Saturday, September 22, 2012

The British Library's Postcard Rack


There are those of my friends who tell me they are sometimes jealous of my bookdealer's lifestyle and today, perhaps, with some justification. I am in London on a beautiful, warm, autumnal day and had a slow and easy trip into town from South London to go to the British Library (cool, calm and more or less empty on a Saturday), to do a little bit of business there and then back to South London on the train through the balmy sunshine.... ah! what a life eh?

And whilst at the Library I was able to pick these up. Sadly, not the originals, but as postcards bought from the same racks that are also decorated by postcards of highly coloured William Morris designs and reproductions of E. H. Sheppard illustrations. I particularly like the copy of the 'Recommended for license' letter from the Lord Chamberlain's Office about GBS's Pygmalion in 1914 (below)

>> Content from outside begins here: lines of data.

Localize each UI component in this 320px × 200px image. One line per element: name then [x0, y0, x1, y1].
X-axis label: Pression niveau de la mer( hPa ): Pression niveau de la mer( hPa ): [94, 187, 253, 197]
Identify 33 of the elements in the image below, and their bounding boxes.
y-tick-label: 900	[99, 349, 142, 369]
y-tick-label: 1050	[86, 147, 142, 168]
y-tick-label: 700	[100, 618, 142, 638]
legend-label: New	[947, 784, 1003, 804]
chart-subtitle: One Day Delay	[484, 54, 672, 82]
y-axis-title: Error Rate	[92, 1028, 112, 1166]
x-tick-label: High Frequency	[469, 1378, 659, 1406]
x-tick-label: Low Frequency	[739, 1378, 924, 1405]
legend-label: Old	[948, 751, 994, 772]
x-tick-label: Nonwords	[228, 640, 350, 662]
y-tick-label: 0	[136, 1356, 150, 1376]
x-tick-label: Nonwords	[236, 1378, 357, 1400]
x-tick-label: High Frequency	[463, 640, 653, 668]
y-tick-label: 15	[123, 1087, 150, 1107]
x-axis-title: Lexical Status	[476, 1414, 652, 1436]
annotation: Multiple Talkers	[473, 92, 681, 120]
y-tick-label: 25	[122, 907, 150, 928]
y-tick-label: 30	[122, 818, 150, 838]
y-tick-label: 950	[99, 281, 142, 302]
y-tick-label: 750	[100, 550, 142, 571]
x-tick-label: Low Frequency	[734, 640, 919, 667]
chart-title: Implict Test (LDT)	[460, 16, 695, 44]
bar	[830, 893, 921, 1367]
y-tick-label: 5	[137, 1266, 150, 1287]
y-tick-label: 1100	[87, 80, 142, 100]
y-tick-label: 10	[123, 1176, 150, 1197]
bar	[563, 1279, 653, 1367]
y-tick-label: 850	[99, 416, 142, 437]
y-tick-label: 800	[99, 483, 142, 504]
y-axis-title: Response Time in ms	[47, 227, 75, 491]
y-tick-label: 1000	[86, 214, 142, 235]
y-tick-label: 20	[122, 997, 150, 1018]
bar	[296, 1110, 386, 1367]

Friday, September 21, 2012

RAF Armourer in WW2


This rather hunky chap is captured in a "British Official Photograph" by the Air Ministry during WW2. And one of the nice things about these official photos is that they usually have a paragraph on the back to tell you what you are looking at:

"RAF ARMOURERS AT WORK IN TUNISIA. The armourers of the Royal Air Force have a busy time behind the scenes as each new wave of bombers goes over to attack the Axis positions in Tunisia. They have to prepare and fuse the bombs, have fresh supplies of ammunition ready to take aboard, generally provide the fire power for our aircraft. Photo shows. An armourer unpacks a load of trouble for the Axis on a forward airfield in Tunisia. His squadron had just moved up to a new airfield and preparations were being made to attack the enemy."

Of course, precisely because it was an official photograph the information we don't get is the personal and individual. We will probably never know who this person was.

Thursday, September 20, 2012

Updating Keith Vaughan Post


I have a blog post from earlier this year which goes through a kind of rolling update every time I add something to my collection of Keith Vaughan dustjackets: which I did today, as you can see. What a shame that Vaughan was never asked to provide illustrations for the text.

Wednesday, September 19, 2012

And Just Like Buses...


... you don't see one for ages and then two come along at once. Having been, only yesterday showing off my latest Penguin Poet and, at the same time, bemoaning that I hadn't seen one I didn't already have for some time, I was in Winchester today and discovered this looking accusingly at me from the shelf of a bookcase... Thomas Hardy, Penguin Poet D53.